Like the arepas, the menu at Time Out Market is always evolving, ingredients taking cue from what’s available, in season, and local. But one thing that will never leave the menu is Ortega’s steak arepa. A best seller, it’s a simple homage to the chef’s hometown restaurant that served a dish of chimichurri steak, a celebratory meal his family would order for special occasions.
At Time Out, the chef prepares it with long, thick-cut ribbons of meat he layers along with a fragrant house-made chimichurri. It’s met with a fat slice of queso blanco, all of it stuffed into grill-marked arepas delivered hot from the flames that—like his abuela’s cucina—laces every bite with a hint of char and smoke.
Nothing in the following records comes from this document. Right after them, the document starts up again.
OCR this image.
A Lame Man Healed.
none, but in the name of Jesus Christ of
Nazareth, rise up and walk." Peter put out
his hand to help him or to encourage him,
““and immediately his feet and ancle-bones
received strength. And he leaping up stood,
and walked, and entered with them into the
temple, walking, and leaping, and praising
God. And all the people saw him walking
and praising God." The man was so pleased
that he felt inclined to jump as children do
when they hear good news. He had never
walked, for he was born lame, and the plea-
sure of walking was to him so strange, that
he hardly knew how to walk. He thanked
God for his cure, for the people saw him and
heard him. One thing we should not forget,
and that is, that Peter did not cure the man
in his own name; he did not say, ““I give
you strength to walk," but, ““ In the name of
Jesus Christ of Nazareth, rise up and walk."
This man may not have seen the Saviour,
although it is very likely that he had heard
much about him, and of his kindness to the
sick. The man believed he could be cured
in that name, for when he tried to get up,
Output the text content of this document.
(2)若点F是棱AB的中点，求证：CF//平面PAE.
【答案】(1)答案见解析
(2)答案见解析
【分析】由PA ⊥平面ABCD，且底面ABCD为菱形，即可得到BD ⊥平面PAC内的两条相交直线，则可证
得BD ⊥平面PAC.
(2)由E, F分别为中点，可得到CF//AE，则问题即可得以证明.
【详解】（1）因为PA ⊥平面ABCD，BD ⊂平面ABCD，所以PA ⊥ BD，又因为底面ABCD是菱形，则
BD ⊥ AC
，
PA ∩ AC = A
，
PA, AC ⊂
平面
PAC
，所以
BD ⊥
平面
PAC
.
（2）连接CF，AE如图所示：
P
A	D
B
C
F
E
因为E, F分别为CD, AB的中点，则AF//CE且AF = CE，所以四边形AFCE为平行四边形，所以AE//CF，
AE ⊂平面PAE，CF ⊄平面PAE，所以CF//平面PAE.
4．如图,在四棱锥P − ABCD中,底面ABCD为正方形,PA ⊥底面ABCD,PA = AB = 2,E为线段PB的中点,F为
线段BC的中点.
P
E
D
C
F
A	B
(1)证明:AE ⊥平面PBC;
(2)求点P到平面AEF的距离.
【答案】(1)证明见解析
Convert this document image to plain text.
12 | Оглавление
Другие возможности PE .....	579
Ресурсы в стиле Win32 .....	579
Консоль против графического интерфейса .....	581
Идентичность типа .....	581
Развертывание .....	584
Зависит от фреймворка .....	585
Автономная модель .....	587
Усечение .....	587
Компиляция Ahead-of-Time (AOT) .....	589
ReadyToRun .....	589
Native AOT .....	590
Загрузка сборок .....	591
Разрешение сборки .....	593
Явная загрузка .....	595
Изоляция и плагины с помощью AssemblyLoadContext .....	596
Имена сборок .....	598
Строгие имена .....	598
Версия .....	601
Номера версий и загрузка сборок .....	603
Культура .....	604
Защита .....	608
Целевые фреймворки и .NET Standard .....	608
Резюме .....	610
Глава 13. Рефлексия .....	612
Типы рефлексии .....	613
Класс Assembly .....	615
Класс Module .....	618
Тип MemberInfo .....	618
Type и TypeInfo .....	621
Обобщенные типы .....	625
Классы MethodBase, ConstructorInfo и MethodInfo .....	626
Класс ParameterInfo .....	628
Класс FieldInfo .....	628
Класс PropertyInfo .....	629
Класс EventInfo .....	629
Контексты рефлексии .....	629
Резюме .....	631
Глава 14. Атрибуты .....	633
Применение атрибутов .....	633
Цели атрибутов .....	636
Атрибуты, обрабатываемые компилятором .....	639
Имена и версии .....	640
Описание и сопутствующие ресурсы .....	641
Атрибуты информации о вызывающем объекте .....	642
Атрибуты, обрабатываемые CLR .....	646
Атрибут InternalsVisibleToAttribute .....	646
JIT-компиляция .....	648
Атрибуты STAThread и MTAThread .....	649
The meal may seem fleeting, a simple sandwich that can be devoured in just a few bites, but it becomes transportive once you know Ortega’s story.
“My dream, my goal, has always been to share the nostalgia of my childhood with Miami,” he says. “To watch as this project grows, little by little, into a small restaurant, has been an amazing journey, and one that I hope inspires others to share their own memories.”
“I thought, ‘If I can do great things for all these restaurants, then why not do something for myself?’ What do I have to lose?”